Hmm... Once again, I am no expert. And I very much wonder what someone more learned would say. This is what I get after reading Rich Van K's paper:
Looking over wikipedia's entry on interferon, it does indeed seem to induce an anti-viral state, and I think this might be what you are looking for? But my tiny bit of research has not turned up the extent to which this antiviral state persists in the presence of low NK and CD-8 responses. However I imagine that if, as you suggest, the antiviral state does not persist in people with ME, then we would have seen studies showing that a large portion of people with ME are (chronically) infected with the flu. I understand that the absence of proof proves nothing; but I, personally, would not bet on chronic influenza being part of the picture.
I think that Rich Van K (and other theorists, to a greater or lesser degree) believe that the dysfunctional immune response is an essential player in the "vicious cycle." The wikipedia page on interferon looks like it might be pertinent. It seems a bit like the French invasion of Russia, where the Russians burned their fields rather than let the French live off of them. I'm saying that yes, interferon prevents viral replication, but maybe it makes more sense understanding that it comes at a price?
What was it that indicated that your infection was just getting over?
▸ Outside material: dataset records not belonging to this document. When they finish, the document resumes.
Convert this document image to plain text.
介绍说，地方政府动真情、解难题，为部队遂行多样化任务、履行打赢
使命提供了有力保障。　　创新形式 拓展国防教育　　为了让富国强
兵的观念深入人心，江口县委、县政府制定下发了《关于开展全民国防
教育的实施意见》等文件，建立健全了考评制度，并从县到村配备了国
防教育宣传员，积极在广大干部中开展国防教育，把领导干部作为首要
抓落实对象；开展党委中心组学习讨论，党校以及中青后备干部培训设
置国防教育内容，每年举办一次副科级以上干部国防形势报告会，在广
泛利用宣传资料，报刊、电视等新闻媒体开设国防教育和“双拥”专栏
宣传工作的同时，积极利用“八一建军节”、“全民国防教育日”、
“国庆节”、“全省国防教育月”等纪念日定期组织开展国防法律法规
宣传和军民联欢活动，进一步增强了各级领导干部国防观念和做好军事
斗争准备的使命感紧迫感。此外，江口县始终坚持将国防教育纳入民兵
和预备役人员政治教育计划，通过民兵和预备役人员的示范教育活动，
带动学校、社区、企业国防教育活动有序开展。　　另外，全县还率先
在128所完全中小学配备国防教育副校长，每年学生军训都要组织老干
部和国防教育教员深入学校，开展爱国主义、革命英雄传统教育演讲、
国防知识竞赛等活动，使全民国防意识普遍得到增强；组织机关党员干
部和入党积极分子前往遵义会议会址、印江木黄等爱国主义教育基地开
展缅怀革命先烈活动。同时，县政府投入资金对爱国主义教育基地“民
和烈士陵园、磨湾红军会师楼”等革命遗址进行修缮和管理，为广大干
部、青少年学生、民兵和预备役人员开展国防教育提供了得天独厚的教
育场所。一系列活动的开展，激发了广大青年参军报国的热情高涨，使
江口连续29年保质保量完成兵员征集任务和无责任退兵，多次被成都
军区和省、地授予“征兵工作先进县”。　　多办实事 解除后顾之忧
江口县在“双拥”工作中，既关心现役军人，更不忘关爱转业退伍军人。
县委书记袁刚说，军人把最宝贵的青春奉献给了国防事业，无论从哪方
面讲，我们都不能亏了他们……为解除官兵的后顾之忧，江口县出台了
I agree completely with your sentiment on what extensive use of war metaphors in health fields reflects/has gotten us. It reminds me of the Naturopaths who believe Pasteur agreed on his deathbed that it was the "the mileau, not the microbe." I certainly think so. And I agree that improving gut health, or perhaps working with our body in a more systemic way like they do in eastern medicine would be very good.
But Rich's use of war metaphors worked for me. In his defense, his first approach was to fix the mileau. I believe he said that he turned his research to individual infections only when fixing the mileau failed to cure most people. I do hope there is another immune metaphor that works as well as war does.